Il disait :
« De tous les chemins de notre jeunesse, celui qui ne s’oublie pas est le petit chemin de la plage, celui qui, de nuit, nous menait à notre rendez-vous amoureux de l’été. »
Moi, je me suis tue.
Le chemin était là.
L’amour, lui, ne s’est jamais présenté.
Je me souviens du sable froid sous mes pieds, des étoiles timides et de ce vide au bout du sentier.
Seulement, la mémoire n’est pas la vraie vie.
C’est une transcription floue, un reflet tremblant.
Elle n’explique pas. Elle égare.
Les souvenirs ne tiennent pas la distance.
Ils flottent. Ils dérivent.
Et parfois, ils s’effacent tout simplement.
Aujourd’hui, les lacunes sont plus nettes, plus obstinées.
Peut-être parce qu’elle a passé tout l’après-midi à regarder ses émissions préférées en replay.
Philosophie, djihadisme, un débat sur la maison Gallimard,
et puis ce film d’un jeune réalisateur britannique dont le nom lui échappe,
et lui échappera encore, pendant plusieurs heures.
Elle sent déjà cette gêne familière au creux du front, cette oppression diffuse, comme un fil qui lâche.
Agacée, elle se lève.
Ouvre la porte du frigo avec l’élan précis de l’habitude.
Espère y trouver de l’eau fraîche.
Et…
Le frigo est vide.
Impeccablement, rageusement vide.
C’était donc ça.
Elle avait, magistralement, oublié de faire les courses de la semaine.
Un soupir. Une exaspération douce.
Elle allait s’en vouloir, vraiment,
puis elle entend :
— Ça va, maman ? Tu sembles soucieuse ?
La voix est douce.
Elle répare.
Elle se retourne, un peu confuse, un sourire au bord des lèvres.

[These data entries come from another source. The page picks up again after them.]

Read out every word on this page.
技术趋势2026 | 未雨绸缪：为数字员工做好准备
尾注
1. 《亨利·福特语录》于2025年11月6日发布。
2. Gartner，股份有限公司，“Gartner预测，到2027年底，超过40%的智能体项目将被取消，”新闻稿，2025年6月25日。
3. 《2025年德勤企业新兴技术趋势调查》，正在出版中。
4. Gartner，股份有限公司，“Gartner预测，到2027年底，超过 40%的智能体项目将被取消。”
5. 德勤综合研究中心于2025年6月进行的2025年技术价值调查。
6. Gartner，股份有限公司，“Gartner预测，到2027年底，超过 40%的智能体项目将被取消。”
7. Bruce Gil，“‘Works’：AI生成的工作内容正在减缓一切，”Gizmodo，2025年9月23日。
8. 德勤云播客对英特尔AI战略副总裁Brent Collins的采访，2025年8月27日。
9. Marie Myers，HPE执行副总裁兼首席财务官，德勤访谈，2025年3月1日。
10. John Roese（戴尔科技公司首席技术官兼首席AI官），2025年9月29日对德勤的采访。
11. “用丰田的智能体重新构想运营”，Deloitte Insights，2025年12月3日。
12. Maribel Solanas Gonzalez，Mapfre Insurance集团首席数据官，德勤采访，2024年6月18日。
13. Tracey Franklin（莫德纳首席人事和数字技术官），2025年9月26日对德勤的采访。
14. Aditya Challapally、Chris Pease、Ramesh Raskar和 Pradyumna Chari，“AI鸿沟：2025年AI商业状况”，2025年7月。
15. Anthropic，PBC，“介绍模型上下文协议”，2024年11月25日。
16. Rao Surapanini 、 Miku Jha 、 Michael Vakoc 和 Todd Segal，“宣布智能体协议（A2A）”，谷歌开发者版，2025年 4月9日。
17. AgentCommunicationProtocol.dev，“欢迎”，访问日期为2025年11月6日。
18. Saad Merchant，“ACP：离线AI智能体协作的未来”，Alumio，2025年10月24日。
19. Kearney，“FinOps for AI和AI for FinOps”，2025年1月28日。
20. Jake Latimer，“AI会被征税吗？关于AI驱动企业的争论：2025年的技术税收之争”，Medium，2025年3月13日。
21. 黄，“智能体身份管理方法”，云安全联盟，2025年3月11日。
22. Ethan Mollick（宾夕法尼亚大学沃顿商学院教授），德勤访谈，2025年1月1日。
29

Elle glisse doucement à l’oreille de sa fille :
— C’est la journée des courses… Tu m’y accompagnes, dis ?
Et tout s’allège un peu.
Pas de drame. Juste une faille douce dans le tissu du quotidien.

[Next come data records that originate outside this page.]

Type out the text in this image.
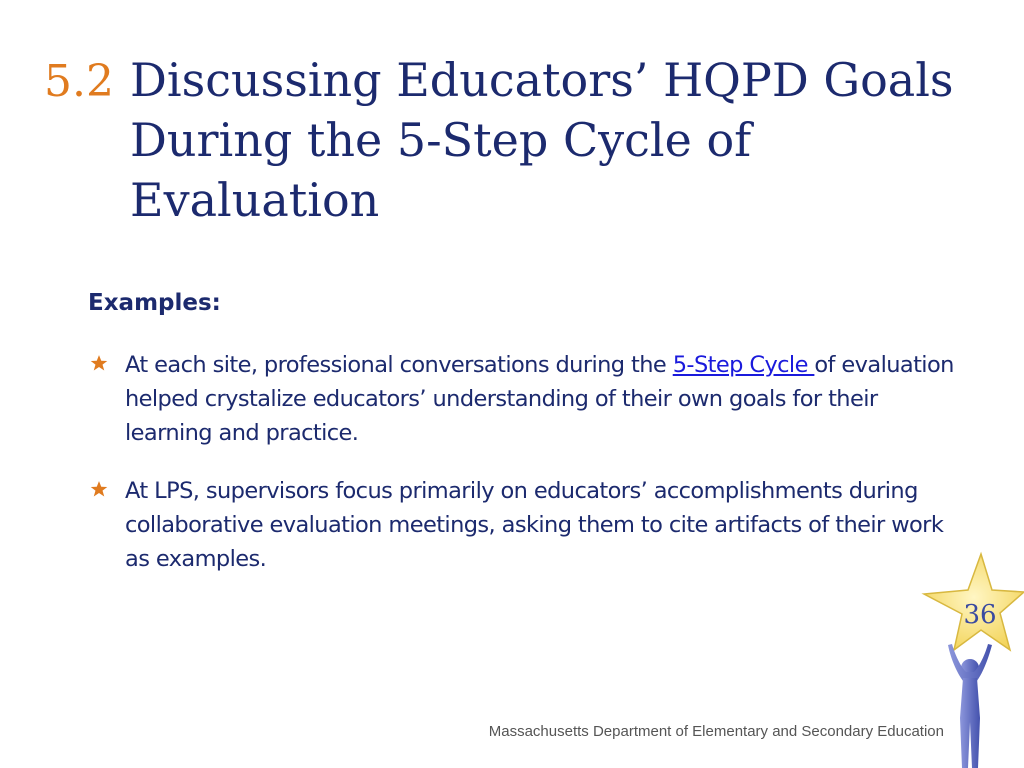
5.2 Discussing Educators’ HQPD Goals
During the 5-Step Cycle of
Evaluation
Examples:
At each site, professional conversations during the 5-Step Cycle of evaluation helped crystalize educators’ understanding of their own goals for their learning and practice.
At LPS, supervisors focus primarily on educators’ accomplishments during collaborative evaluation meetings, asking them to cite artifacts of their work as examples.
36
Massachusetts Department of Elementary and Secondary Education
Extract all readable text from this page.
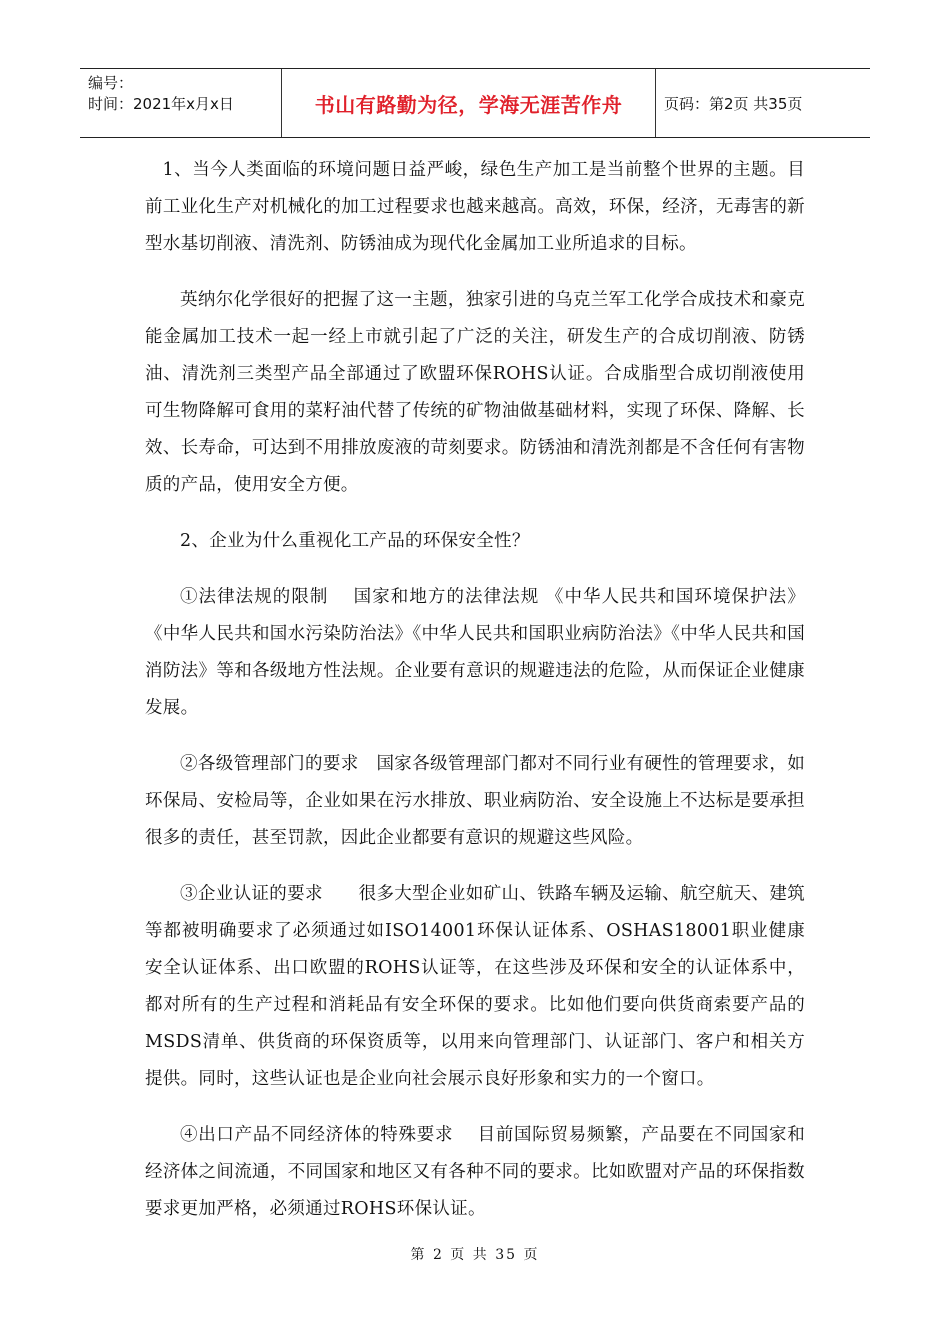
编号：
时间：2021年x月x日	书山有路勤为径，学海无涯苦作舟	页码：第2页 共35页

1、当今人类面临的环境问题日益严峻，绿色生产加工是当前整个世界的主题。目前工业化生产对机械化的加工过程要求也越来越高。高效，环保，经济，无毒害的新型水基切削液、清洗剂、防锈油成为现代化金属加工业所追求的目标。

英纳尔化学很好的把握了这一主题，独家引进的乌克兰军工化学合成技术和豪克能金属加工技术一起一经上市就引起了广泛的关注，研发生产的合成切削液、防锈油、清洗剂三类型产品全部通过了欧盟环保ROHS认证。合成脂型合成切削液使用可生物降解可食用的菜籽油代替了传统的矿物油做基础材料，实现了环保、降解、长效、长寿命，可达到不用排放废液的苛刻要求。防锈油和清洗剂都是不含任何有害物质的产品，使用安全方便。

2、企业为什么重视化工产品的环保安全性？

①法律法规的限制　 国家和地方的法律法规 《中华人民共和国环境保护法》《中华人民共和国水污染防治法》《中华人民共和国职业病防治法》《中华人民共和国消防法》等和各级地方性法规。企业要有意识的规避违法的危险，从而保证企业健康发展。

②各级管理部门的要求　国家各级管理部门都对不同行业有硬性的管理要求，如环保局、安检局等，企业如果在污水排放、职业病防治、安全设施上不达标是要承担很多的责任，甚至罚款，因此企业都要有意识的规避这些风险。

③企业认证的要求　　很多大型企业如矿山、铁路车辆及运输、航空航天、建筑等都被明确要求了必须通过如ISO14001环保认证体系、OSHAS18001职业健康安全认证体系、出口欧盟的ROHS认证等，在这些涉及环保和安全的认证体系中，都对所有的生产过程和消耗品有安全环保的要求。比如他们要向供货商索要产品的MSDS清单、供货商的环保资质等，以用来向管理部门、认证部门、客户和相关方提供。同时，这些认证也是企业向社会展示良好形象和实力的一个窗口。

④出口产品不同经济体的特殊要求　 目前国际贸易频繁，产品要在不同国家和经济体之间流通，不同国家和地区又有各种不同的要求。比如欧盟对产品的环保指数要求更加严格，必须通过ROHS环保认证。

第 2 页 共 35 页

Un oubli, une main tendue, un frigo vide, un amour toujours en attente.
Mais ce soir, au moins, elles marcheront côte à côte.
Vers le marché.
Vers la suite.
Sa voix pensait à sa place.
C’était mieux avant — le goût pour la poésie, pour le panache, réinventait les lieux avec les notes en toile de fond.
C’était mieux avant, quand elle n’avait pas besoin de dire : je me souviens.
Auparavant.
Un mot assez curieux.
Qu’on pourrait confondre avec un sac à main féminin — un sac où se mêleraient les choses précieuses et les futilités.

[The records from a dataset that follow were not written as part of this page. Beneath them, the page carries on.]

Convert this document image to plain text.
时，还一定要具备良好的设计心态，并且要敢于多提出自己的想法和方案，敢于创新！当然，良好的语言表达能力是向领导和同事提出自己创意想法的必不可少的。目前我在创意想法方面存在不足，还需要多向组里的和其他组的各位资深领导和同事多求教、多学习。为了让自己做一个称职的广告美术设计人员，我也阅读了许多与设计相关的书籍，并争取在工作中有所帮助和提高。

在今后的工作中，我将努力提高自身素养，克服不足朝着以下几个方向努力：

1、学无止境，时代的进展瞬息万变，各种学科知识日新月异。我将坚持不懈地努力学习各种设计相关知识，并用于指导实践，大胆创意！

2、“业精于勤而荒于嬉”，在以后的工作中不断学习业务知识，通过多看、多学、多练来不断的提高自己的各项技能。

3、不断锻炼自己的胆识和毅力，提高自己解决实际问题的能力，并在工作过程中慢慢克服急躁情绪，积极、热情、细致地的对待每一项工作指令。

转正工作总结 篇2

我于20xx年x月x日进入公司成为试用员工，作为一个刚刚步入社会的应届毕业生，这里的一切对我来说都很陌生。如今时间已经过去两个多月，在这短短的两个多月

Et pour une seconde, elle fut tentée d’aller voir dans tous les recoins ce qui s’y passe.
De vider les fonds de poche.
D’y trouver un ticket de bus ancien, une mèche de cheveux oubliée, une date inscrite sans sens.
Peut-être, qui sait, une invitation.
Une brèche dans le présent.
Glisser dans une certaine communauté
où l’incertitude débouche toujours sur quelque chose.
Un geste.
Un visage.
Un contretemps fécond.
Et justement, le contretemps s’installe.
La file de voitures serpente, lente, étirée sur au moins deux kilomètres.
Les écrans géants annoncent un ralentissement de 30 minutes, des numéros d’urgence à appeler,
la menace d’une amende de 250 dollars si la ceinture est lâche —
mais rien, jamais rien, sur les existences désordonnées qu’on tente de maintenir debout.
En citadins bien dressés, on patiente.
On serre les dents.
On scrolle sans conviction.
On répond à des mails qu’on ne lira plus.
Les sirènes crissent.
Un désastre ailleurs, une tension ici.
Et puis, dans le rétroviseur, un mouvement.
Les voitures basculent, reculent, cherchent la sortie.
Une faille.
Je la saisis.
Je la suis.
Et là — surprise.
Des jardins.
Impeccables. Presque irréels.
Des pelouses épaisses comme des promesses.
Des haies disciplinées.
Un air de campagne dans les plis discrets de Washington DC Ouest.
La ville s’efface un instant devant le jardin.
J’abandonne la route. Je stationne. J’avance à pied.
Le cœur allégé.
Cette déviation devient, contre toute attente,
l’incartade la plus brillante du mois.